I would like to find out how to use sed to ONLY remove the space AND the bizarre characters from the following echo command:

我想了解如何使用sed仅从以下echo命令中删除空格和奇怪的字符:

echo -e "A \xd8\xa8"

So I tried:

所以我尝试过:

echo -e "A \xd8\xa8" | sed -r "s/[^[:print:]]//g"

but doesn't remove anything,

但是没有删除任何东西,

echo -e "A \xd8\xa8" | sed -r "s/[^[:alnum:]]//g"

only removes the space

只删除空间

echo -e "A \xd8\xa8" | sed -r "s/[^[:alpha:]]//g"

(same result),

echo -e "A \xd8\xa8" | sed -r "s/[^[:ascii:]]//g"

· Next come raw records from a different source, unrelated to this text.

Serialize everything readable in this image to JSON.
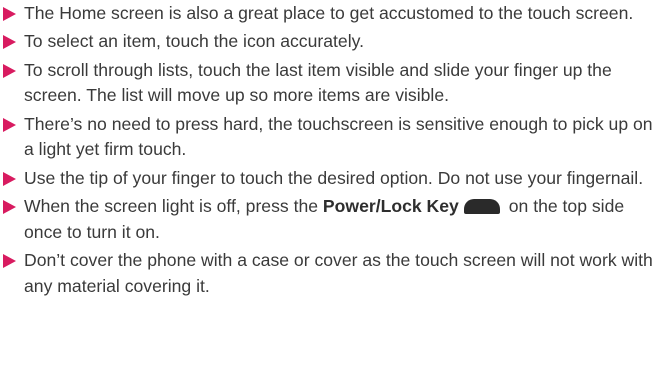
{
  "colors": {
    "bullet": "#d81b60",
    "text": "#3a3a3a",
    "key_icon": "#2a2a2a"
  },
  "tips": [
    {
      "text": "The Home screen is also a great place to get accustomed to the touch screen."
    },
    {
      "text": "To select an item, touch the icon accurately."
    },
    {
      "text": "To scroll through lists, touch the last item visible and slide your finger up the screen. The list will move up so more items are visible."
    },
    {
      "text": "There’s no need to press hard, the touchscreen is sensitive enough to pick up on a light yet firm touch."
    },
    {
      "text": "Use the tip of your finger to touch the desired option. Do not use your fingernail."
    },
    {
      "text_before": "When the screen light is off, press the ",
      "key_name": "Power/Lock Key",
      "key_icon": "power-lock-key-icon",
      "text_after": " on the top side once to turn it on."
    },
    {
      "text": "Don’t cover the phone with a case or cover as the touch screen will not work with any material covering it."
    }
  ]
}
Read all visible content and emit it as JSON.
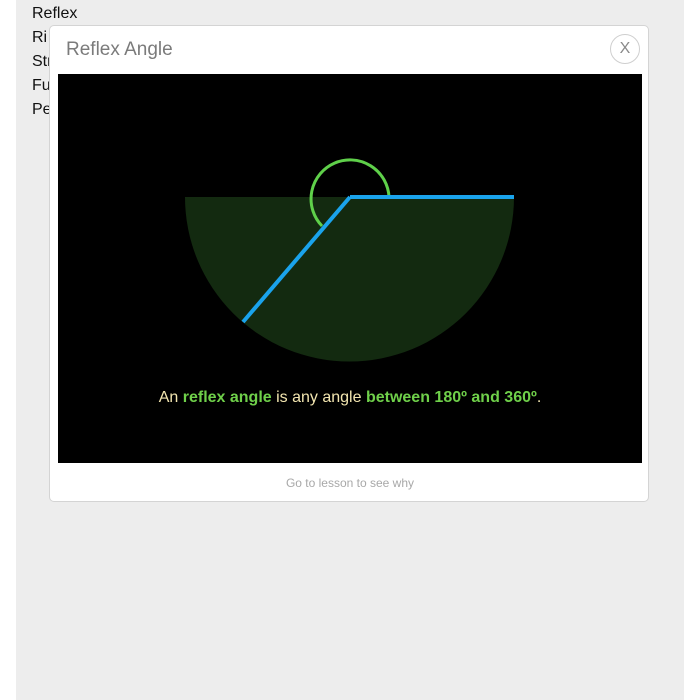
{
  "sidebar": {
    "items": [
      {
        "label": "Reflex"
      },
      {
        "label": "Ri"
      },
      {
        "label": "Str"
      },
      {
        "label": "Fu"
      },
      {
        "label": "Pe"
      }
    ]
  },
  "modal": {
    "title": "Reflex Angle",
    "close_label": "X",
    "caption": {
      "prefix": "An ",
      "term": "reflex angle",
      "middle": " is any angle ",
      "range": "between 180º and 360º",
      "suffix": "."
    },
    "link_label": "Go to lesson to see why"
  },
  "colors": {
    "arm": "#1aa3ec",
    "arc": "#5fd04a",
    "fill": "#132a10",
    "highlight": "#6fd04a",
    "caption_text": "#f3e6b0"
  }
}
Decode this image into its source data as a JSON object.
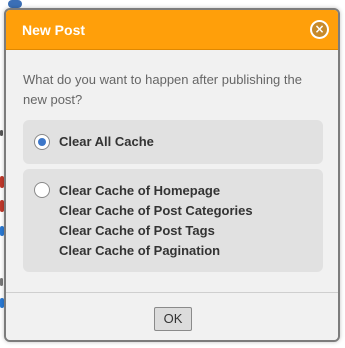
{
  "dialog": {
    "title": "New Post",
    "close_icon": "close-icon",
    "question": "What do you want to happen after publishing the new post?",
    "options": [
      {
        "label": "Clear All Cache",
        "checked": true
      },
      {
        "lines": [
          "Clear Cache of Homepage",
          "Clear Cache of Post Categories",
          "Clear Cache of Post Tags",
          "Clear Cache of Pagination"
        ],
        "checked": false
      }
    ],
    "ok_label": "OK"
  },
  "colors": {
    "titlebar": "#ff9f0a",
    "radio_selected": "#3d77c9",
    "option_bg": "#e1e1e1",
    "dialog_bg": "#f1f1f1"
  }
}
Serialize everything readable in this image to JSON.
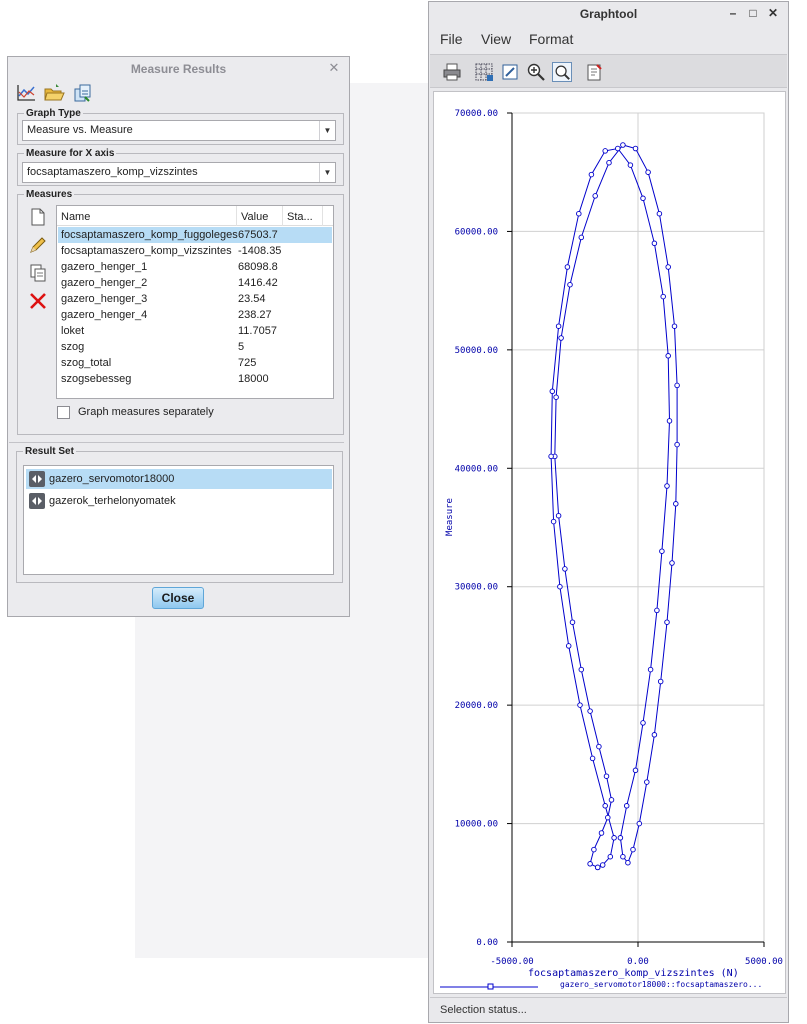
{
  "measure_dialog": {
    "title": "Measure Results",
    "graph_type_label": "Graph Type",
    "graph_type_value": "Measure vs. Measure",
    "x_axis_label": "Measure for X axis",
    "x_axis_value": "focsaptamaszero_komp_vizszintes",
    "measures_label": "Measures",
    "columns": [
      "Name",
      "Value",
      "Sta..."
    ],
    "rows": [
      {
        "name": "focsaptamaszero_komp_fuggoleges",
        "value": "67503.7"
      },
      {
        "name": "focsaptamaszero_komp_vizszintes",
        "value": "-1408.35"
      },
      {
        "name": "gazero_henger_1",
        "value": "68098.8"
      },
      {
        "name": "gazero_henger_2",
        "value": "1416.42"
      },
      {
        "name": "gazero_henger_3",
        "value": "23.54"
      },
      {
        "name": "gazero_henger_4",
        "value": "238.27"
      },
      {
        "name": "loket",
        "value": "11.7057"
      },
      {
        "name": "szog",
        "value": "5"
      },
      {
        "name": "szog_total",
        "value": "725"
      },
      {
        "name": "szogsebesseg",
        "value": "18000"
      }
    ],
    "selected_row": 0,
    "graph_separately_label": "Graph measures separately",
    "graph_separately_checked": false,
    "result_set_label": "Result Set",
    "result_sets": [
      "gazero_servomotor18000",
      "gazerok_terhelonyomatek"
    ],
    "selected_result_set": 0,
    "close_label": "Close",
    "close_icon": "✕"
  },
  "graphtool": {
    "title": "Graphtool",
    "window_buttons": {
      "minimize": "–",
      "maximize": "□",
      "close": "✕"
    },
    "menu": [
      "File",
      "View",
      "Format"
    ],
    "status_text": "Selection status...",
    "toolbar_icons": [
      "print-icon",
      "grid-icon",
      "edit-axes-icon",
      "zoom-in-icon",
      "zoom-fit-icon",
      "export-icon"
    ]
  },
  "chart_data": {
    "type": "line",
    "title": "",
    "xlabel": "focsaptamaszero_komp_vizszintes (N)",
    "ylabel": "Measure",
    "xlim": [
      -5000,
      5000
    ],
    "ylim": [
      0,
      70000
    ],
    "x_ticks": [
      "-5000.00",
      "0.00",
      "5000.00"
    ],
    "y_ticks": [
      "0.00",
      "10000.00",
      "20000.00",
      "30000.00",
      "40000.00",
      "50000.00",
      "60000.00",
      "70000.00"
    ],
    "grid": true,
    "legend": "gazero_servomotor18000::focsaptamaszero...",
    "series": [
      {
        "name": "gazero_servomotor18000::focsaptamaszero...",
        "color": "#0000cc",
        "points": [
          [
            -1600,
            6300
          ],
          [
            -1900,
            6600
          ],
          [
            -1750,
            7800
          ],
          [
            -1450,
            9200
          ],
          [
            -1200,
            10500
          ],
          [
            -1050,
            12000
          ],
          [
            -1250,
            14000
          ],
          [
            -1550,
            16500
          ],
          [
            -1900,
            19500
          ],
          [
            -2250,
            23000
          ],
          [
            -2600,
            27000
          ],
          [
            -2900,
            31500
          ],
          [
            -3150,
            36000
          ],
          [
            -3300,
            41000
          ],
          [
            -3250,
            46000
          ],
          [
            -3050,
            51000
          ],
          [
            -2700,
            55500
          ],
          [
            -2250,
            59500
          ],
          [
            -1700,
            63000
          ],
          [
            -1150,
            65800
          ],
          [
            -600,
            67300
          ],
          [
            -100,
            67000
          ],
          [
            400,
            65000
          ],
          [
            850,
            61500
          ],
          [
            1200,
            57000
          ],
          [
            1450,
            52000
          ],
          [
            1550,
            47000
          ],
          [
            1550,
            42000
          ],
          [
            1500,
            37000
          ],
          [
            1350,
            32000
          ],
          [
            1150,
            27000
          ],
          [
            900,
            22000
          ],
          [
            650,
            17500
          ],
          [
            350,
            13500
          ],
          [
            50,
            10000
          ],
          [
            -200,
            7800
          ],
          [
            -400,
            6700
          ],
          [
            -600,
            7200
          ],
          [
            -700,
            8800
          ],
          [
            -450,
            11500
          ],
          [
            -100,
            14500
          ],
          [
            200,
            18500
          ],
          [
            500,
            23000
          ],
          [
            750,
            28000
          ],
          [
            950,
            33000
          ],
          [
            1150,
            38500
          ],
          [
            1250,
            44000
          ],
          [
            1200,
            49500
          ],
          [
            1000,
            54500
          ],
          [
            650,
            59000
          ],
          [
            200,
            62800
          ],
          [
            -300,
            65600
          ],
          [
            -800,
            67000
          ],
          [
            -1300,
            66800
          ],
          [
            -1850,
            64800
          ],
          [
            -2350,
            61500
          ],
          [
            -2800,
            57000
          ],
          [
            -3150,
            52000
          ],
          [
            -3400,
            46500
          ],
          [
            -3450,
            41000
          ],
          [
            -3350,
            35500
          ],
          [
            -3100,
            30000
          ],
          [
            -2750,
            25000
          ],
          [
            -2300,
            20000
          ],
          [
            -1800,
            15500
          ],
          [
            -1300,
            11500
          ],
          [
            -950,
            8800
          ],
          [
            -1100,
            7200
          ],
          [
            -1400,
            6500
          ],
          [
            -1600,
            6300
          ]
        ]
      }
    ]
  }
}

returns an error (invalid character class name), and

返回错误(无效的字符类名称),和

echo -e "A \xd8\xa8" | sed -r "s/[^\w ]//g"

removes everything...

Expected result: "A"

预期结果:“A”

Any ideas ?

有任何想法吗 ?

thanks!

3 个解决方案

#1


2

If you want sed to not consider e.g. Arabic characters to be alphabetic (which they are), you need to set a locale that does not consider them thus.

如果你想sed不考虑例如阿拉伯字符是字母(它们是),您需要设置一个不考虑它们的区域设置。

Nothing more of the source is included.